Ji Mingyang miró a los dos hombres, sus ojos llevando un significado profundo.
—Sr. Bai, sus empleados muestran un entusiasmo notable —dijo Mu Beichen con una sonrisa, comunicándose con Bai Xiaosheng en un tono normal—. Escuché que su empresa tiene muchas medidas de recompensa en marcha, pero demasiadas recompensas y muy pocos castigos crean un desequilibrio en los incentivos, lo cual es una deficiencia.
—La gente necesita más estímulo, los empleados necesitan motivación. Tenemos medidas punitivas en marcha, pero el enfoque está en los recordatorios, no en el castigo. Quizás el Presidente Mu sea más adepto a castigar —rebatió Bai Xiaosheng con calma.
—Quizás usted sigue el camino del rey, y yo sigo el camino del señor supremo. El camino del rey y el camino del señor supremo inevitablemente chocarán algún día, y estoy muy ansioso por verlo —dijo Mu Beichen con una risa.
—Yo también lo espero con ansias —dijo Bai Xiaosheng con una sonrisa.
¿El camino del rey, el camino del señor supremo?
Lo siento, yo sigo el camino del embaucador.
Justo o injusto, tanto justo como injusto. ¡En el extremo, más dominante que tú! «Bai Xiaosheng pensó para sí mismo».
La conversación rápidamente llegó a su fin.
Como personas ocupadas, los Alcaldes Ji Mingyang y Su Shu solo recorrieron brevemente Medios Zhongjing. Después de una hora, sin ninguna reunión o emisión de directivas, se fueron.
Bai Xiaosheng se detuvo en la entrada de Medios Zhongjing.
Fue idea de Ji Mingyang.
—Sr. Bai, aún necesita prepararse más. En este momento, otros ya se han adelantado a nosotros, así que también debemos acelerar nuestro progreso —dijo Ji Mingyang con una sonrisa sugerente y seria.
—Por supuesto —asintió Bai Xiaosheng.
La Alcaldesa Su Shu y Mu Beichen simplemente asintieron levemente y sonrieron en despedida a Bai Xiaosheng.
Mientras veía partir la caravana de vehículos, Bai Xiaosheng reflexionó sobre su conversación con Mu Beichen, con un sentimiento de pesadez persistiendo en su corazón.
—Me pregunto si alguna vez llegaré a enfrentarme por una disputa con este hombre… ¡No es fácil de tratar! —suspiró Bai Xiaosheng para sí mismo.
Mientras reflexionaba sobre esto,
la voz nítida y agradable de Loto Rojo de repente resonó en su mente.
—¡Misión a nivel de gerente activada, lleva a Medios Zhongjing a convertirse en una de las diez mejores empresas estrella de referencia en la provincia, por una puntuación de veinte puntos!
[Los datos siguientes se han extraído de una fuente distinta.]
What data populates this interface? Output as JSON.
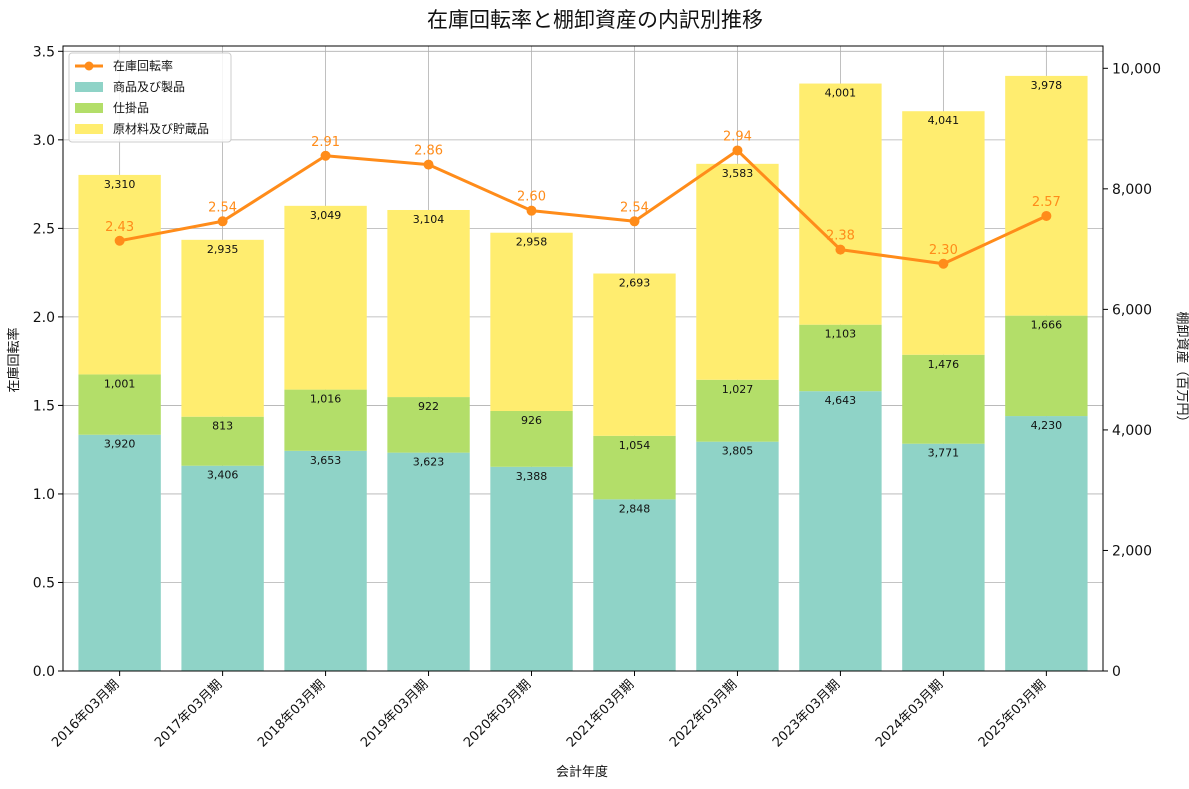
{
  "chart_data": {
    "type": "bar",
    "title": "在庫回転率と棚卸資産の内訳別推移",
    "xlabel": "会計年度",
    "ylabel_left": "在庫回転率",
    "ylabel_right": "棚卸資産（百万円）",
    "categories": [
      "2016年03月期",
      "2017年03月期",
      "2018年03月期",
      "2019年03月期",
      "2020年03月期",
      "2021年03月期",
      "2022年03月期",
      "2023年03月期",
      "2024年03月期",
      "2025年03月期"
    ],
    "stacked_series": [
      {
        "name": "商品及び製品",
        "color": "#8fd3c7",
        "values": [
          3920,
          3406,
          3653,
          3623,
          3388,
          2848,
          3805,
          4643,
          3771,
          4230
        ],
        "labels": [
          "3,920",
          "3,406",
          "3,653",
          "3,623",
          "3,388",
          "2,848",
          "3,805",
          "4,643",
          "3,771",
          "4,230"
        ]
      },
      {
        "name": "仕掛品",
        "color": "#b3de69",
        "values": [
          1001,
          813,
          1016,
          922,
          926,
          1054,
          1027,
          1103,
          1476,
          1666
        ],
        "labels": [
          "1,001",
          "813",
          "1,016",
          "922",
          "926",
          "1,054",
          "1,027",
          "1,103",
          "1,476",
          "1,666"
        ]
      },
      {
        "name": "原材料及び貯蔵品",
        "color": "#ffed6f",
        "values": [
          3310,
          2935,
          3049,
          3104,
          2958,
          2693,
          3583,
          4001,
          4041,
          3978
        ],
        "labels": [
          "3,310",
          "2,935",
          "3,049",
          "3,104",
          "2,958",
          "2,693",
          "3,583",
          "4,001",
          "4,041",
          "3,978"
        ]
      }
    ],
    "line_series": {
      "name": "在庫回転率",
      "color": "#ff8c1a",
      "values": [
        2.43,
        2.54,
        2.91,
        2.86,
        2.6,
        2.54,
        2.94,
        2.38,
        2.3,
        2.57
      ],
      "labels": [
        "2.43",
        "2.54",
        "2.91",
        "2.86",
        "2.60",
        "2.54",
        "2.94",
        "2.38",
        "2.30",
        "2.57"
      ]
    },
    "y_left": {
      "min": 0,
      "max": 3.53,
      "ticks": [
        0.0,
        0.5,
        1.0,
        1.5,
        2.0,
        2.5,
        3.0,
        3.5
      ],
      "tick_labels": [
        "0.0",
        "0.5",
        "1.0",
        "1.5",
        "2.0",
        "2.5",
        "3.0",
        "3.5"
      ]
    },
    "y_right": {
      "min": 0,
      "max": 10370,
      "ticks": [
        0,
        2000,
        4000,
        6000,
        8000,
        10000
      ],
      "tick_labels": [
        "0",
        "2,000",
        "4,000",
        "6,000",
        "8,000",
        "10,000"
      ]
    },
    "grid": true,
    "legend_position": "top-left"
  }
}
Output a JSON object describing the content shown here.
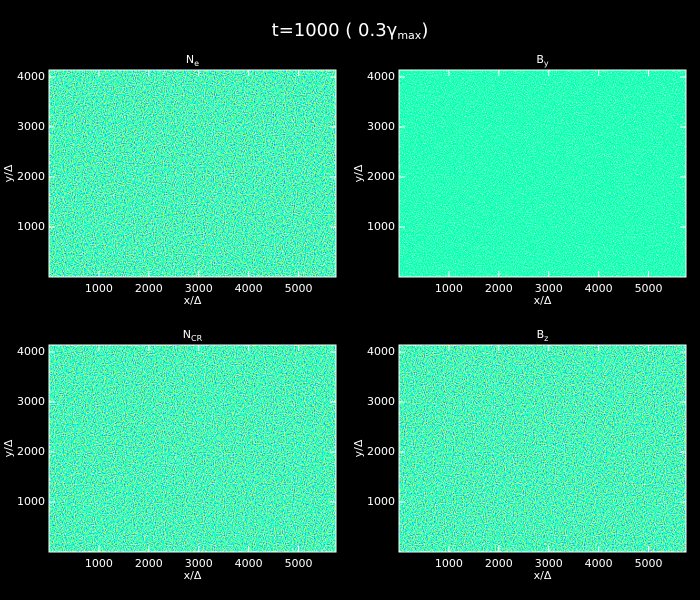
{
  "chart_data": [
    {
      "type": "heatmap",
      "title": {
        "text": "N",
        "sub": "e"
      },
      "xlabel": "x/Δ",
      "ylabel": "y/Δ",
      "xlim": [
        0,
        5750
      ],
      "ylim": [
        0,
        4140
      ],
      "xticks": [
        1000,
        2000,
        3000,
        4000,
        5000
      ],
      "yticks": [
        1000,
        2000,
        3000,
        4000
      ]
    },
    {
      "type": "heatmap",
      "title": {
        "text": "B",
        "sub": "y"
      },
      "xlabel": "x/Δ",
      "ylabel": "y/Δ",
      "xlim": [
        0,
        5750
      ],
      "ylim": [
        0,
        4140
      ],
      "xticks": [
        1000,
        2000,
        3000,
        4000,
        5000
      ],
      "yticks": [
        1000,
        2000,
        3000,
        4000
      ]
    },
    {
      "type": "heatmap",
      "title": {
        "text": "N",
        "sub": "CR"
      },
      "xlabel": "x/Δ",
      "ylabel": "y/Δ",
      "xlim": [
        0,
        5750
      ],
      "ylim": [
        0,
        4140
      ],
      "xticks": [
        1000,
        2000,
        3000,
        4000,
        5000
      ],
      "yticks": [
        1000,
        2000,
        3000,
        4000
      ]
    },
    {
      "type": "heatmap",
      "title": {
        "text": "B",
        "sub": "z"
      },
      "xlabel": "x/Δ",
      "ylabel": "y/Δ",
      "xlim": [
        0,
        5750
      ],
      "ylim": [
        0,
        4140
      ],
      "xticks": [
        1000,
        2000,
        3000,
        4000,
        5000
      ],
      "yticks": [
        1000,
        2000,
        3000,
        4000
      ]
    }
  ],
  "title": {
    "text": "t=1000 ( 0.3γ",
    "sub": "max",
    "end": ")"
  }
}
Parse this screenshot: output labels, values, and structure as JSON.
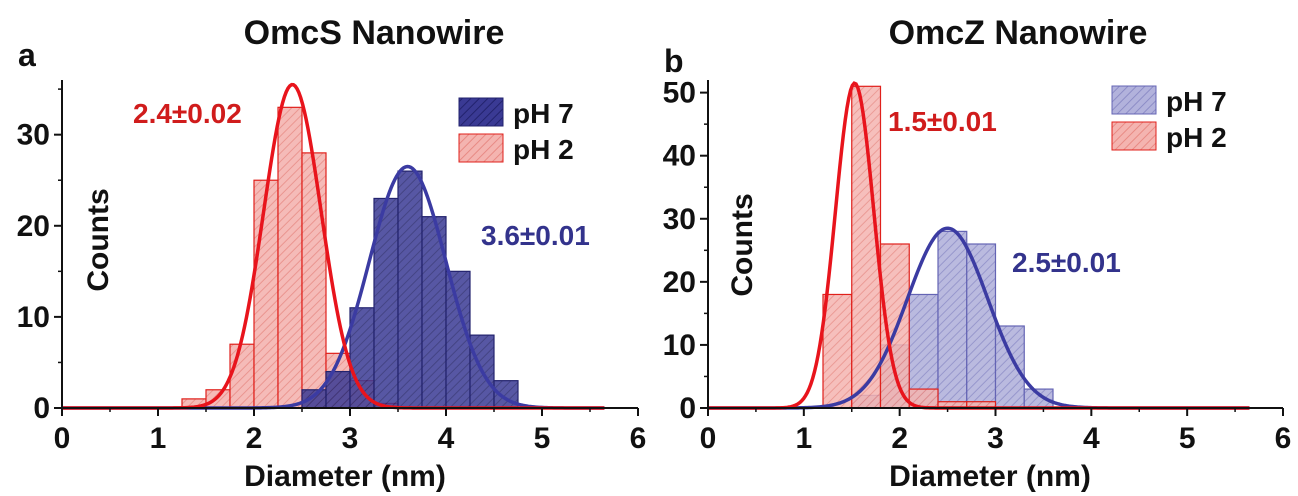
{
  "chart_data": [
    {
      "type": "bar",
      "panel": "a",
      "title": "OmcS Nanowire",
      "xlabel": "Diameter (nm)",
      "ylabel": "Counts",
      "xlim": [
        0,
        6
      ],
      "ylim": [
        0,
        36
      ],
      "xticks": [
        "0",
        "1",
        "2",
        "3",
        "4",
        "5",
        "6"
      ],
      "yticks": [
        "0",
        "10",
        "20",
        "30"
      ],
      "bin_width": 0.25,
      "series": [
        {
          "name": "pH 7",
          "color": "#2e2e8a",
          "bins": [
            {
              "x": 2.5,
              "y": 2
            },
            {
              "x": 2.75,
              "y": 4
            },
            {
              "x": 3.0,
              "y": 11
            },
            {
              "x": 3.25,
              "y": 23
            },
            {
              "x": 3.5,
              "y": 26
            },
            {
              "x": 3.75,
              "y": 21
            },
            {
              "x": 4.0,
              "y": 15
            },
            {
              "x": 4.25,
              "y": 8
            },
            {
              "x": 4.5,
              "y": 3
            }
          ],
          "fit": {
            "mean": 3.6,
            "sd": 0.4,
            "peak": 26.5
          },
          "annotation": "3.6±0.01"
        },
        {
          "name": "pH 2",
          "color": "#e0201b",
          "bins": [
            {
              "x": 1.25,
              "y": 1
            },
            {
              "x": 1.5,
              "y": 2
            },
            {
              "x": 1.75,
              "y": 7
            },
            {
              "x": 2.0,
              "y": 25
            },
            {
              "x": 2.25,
              "y": 33
            },
            {
              "x": 2.5,
              "y": 28
            },
            {
              "x": 2.75,
              "y": 6
            },
            {
              "x": 3.0,
              "y": 3
            },
            {
              "x": 3.25,
              "y": 0.5
            }
          ],
          "fit": {
            "mean": 2.4,
            "sd": 0.3,
            "peak": 35.5
          },
          "annotation": "2.4±0.02"
        }
      ],
      "legend": [
        "pH 7",
        "pH 2"
      ],
      "legend_position": "top-right"
    },
    {
      "type": "bar",
      "panel": "b",
      "title": "OmcZ Nanowire",
      "xlabel": "Diameter (nm)",
      "ylabel": "Counts",
      "xlim": [
        0,
        6
      ],
      "ylim": [
        0,
        52
      ],
      "xticks": [
        "0",
        "1",
        "2",
        "3",
        "4",
        "5",
        "6"
      ],
      "yticks": [
        "0",
        "10",
        "20",
        "30",
        "40",
        "50"
      ],
      "bin_width": 0.3,
      "series": [
        {
          "name": "pH 7",
          "color": "#6464b4",
          "bins": [
            {
              "x": 1.5,
              "y": 2
            },
            {
              "x": 1.8,
              "y": 10
            },
            {
              "x": 2.1,
              "y": 18
            },
            {
              "x": 2.4,
              "y": 28
            },
            {
              "x": 2.7,
              "y": 26
            },
            {
              "x": 3.0,
              "y": 13
            },
            {
              "x": 3.3,
              "y": 3
            }
          ],
          "fit": {
            "mean": 2.5,
            "sd": 0.42,
            "peak": 28.5
          },
          "annotation": "2.5±0.01"
        },
        {
          "name": "pH 2",
          "color": "#e0201b",
          "bins": [
            {
              "x": 1.2,
              "y": 18
            },
            {
              "x": 1.5,
              "y": 51
            },
            {
              "x": 1.8,
              "y": 26
            },
            {
              "x": 2.1,
              "y": 3
            },
            {
              "x": 2.4,
              "y": 1
            },
            {
              "x": 2.7,
              "y": 1
            }
          ],
          "fit": {
            "mean": 1.53,
            "sd": 0.2,
            "peak": 51.5
          },
          "annotation": "1.5±0.01"
        }
      ],
      "legend": [
        "pH 7",
        "pH 2"
      ],
      "legend_position": "top-right"
    }
  ]
}
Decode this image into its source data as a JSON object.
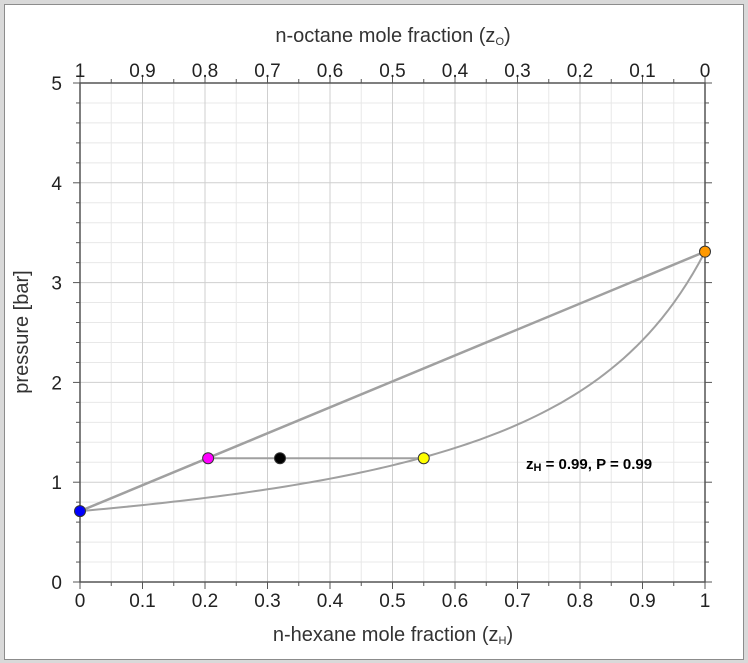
{
  "chart_data": {
    "type": "scatter",
    "xlabel_bottom": "n-hexane mole fraction (z",
    "xlabel_bottom_sub": "H",
    "xlabel_bottom_end": ")",
    "xlabel_top": "n-octane mole fraction (z",
    "xlabel_top_sub": "O",
    "xlabel_top_end": ")",
    "ylabel": "pressure [bar]",
    "xlim": [
      0,
      1
    ],
    "ylim": [
      0,
      5
    ],
    "x_ticks": [
      0,
      0.1,
      0.2,
      0.3,
      0.4,
      0.5,
      0.6,
      0.7,
      0.8,
      0.9,
      1
    ],
    "x_tick_labels": [
      "0",
      "0.1",
      "0.2",
      "0.3",
      "0.4",
      "0.5",
      "0.6",
      "0.7",
      "0.8",
      "0.9",
      "1"
    ],
    "top_tick_labels": [
      "1",
      "0.9",
      "0.8",
      "0.7",
      "0.6",
      "0.5",
      "0.4",
      "0.3",
      "0.2",
      "0.1",
      "0"
    ],
    "y_ticks": [
      0,
      1,
      2,
      3,
      4,
      5
    ],
    "y_tick_labels": [
      "0",
      "1",
      "2",
      "3",
      "4",
      "5"
    ],
    "grid": true,
    "pure_octane_pressure": 0.71,
    "pure_hexane_pressure": 3.31,
    "tie_line_pressure": 1.24,
    "points": [
      {
        "name": "pure n-octane",
        "x": 0.0,
        "y": 0.71,
        "color": "#0000ff"
      },
      {
        "name": "liquid composition",
        "x": 0.205,
        "y": 1.24,
        "color": "#ff00ff"
      },
      {
        "name": "overall composition",
        "x": 0.32,
        "y": 1.24,
        "color": "#000000"
      },
      {
        "name": "vapor composition",
        "x": 0.55,
        "y": 1.24,
        "color": "#ffff00"
      },
      {
        "name": "pure n-hexane",
        "x": 1.0,
        "y": 3.31,
        "color": "#ff9900"
      }
    ],
    "readout": {
      "prefix": "z",
      "sub": "H",
      "text": " = 0.99, P = 0.99"
    }
  }
}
—Tu puntuación total actual es de veinticinco puntos a nivel de gerente. Estás a setenta y cinco puntos del siguiente nivel—Jefe Industrial Provincial.
¿Una misión, eh?
La luz de la ambición brilló en los ojos de Bai Xiaosheng.
¡Otra misión de veinte puntos!
—Ya sea por la empresa o por los puntos, ¡voy a asegurar este lugar!
Bai Xiaosheng miró en la dirección en que había partido la caravana, su boca curvándose en una sonrisa resuelta, —No importa si tú, Mu Beichen, te conviertes en mi rival en el futuro o no. Avanzaré sin cesar. Si piensas suprimir mi camino de rey con tu destreza de señor supremo, ¡te haré probar el sabor del camino del embaucador!
Bai Xiaosheng se dio la vuelta y volvió a entrar a la empresa con paso firme y resuelto.
Estaba decidido a estudiar una vez más los métodos de reconocimiento de empresas de referencia provinciales—¡sin dejar piedra sin voltear!
Mientras tanto, el coche de la Alcaldesa Su Shu no se dirigió al ayuntamiento; en el camino, se separó de Ji Mingyang.
En el coche, Mu Beichen llevaba una leve sonrisa, sumido en sus pensamientos, todavía recordando su encuentro con Bai Xiaosheng.
—Bai Xiaosheng, eres un tipo formidable, pero desafortunadamente, estás destinado a perder contra mí. ¡Porque no tienes idea de lo que poseo! —Mu Beichen se rio sombríamente.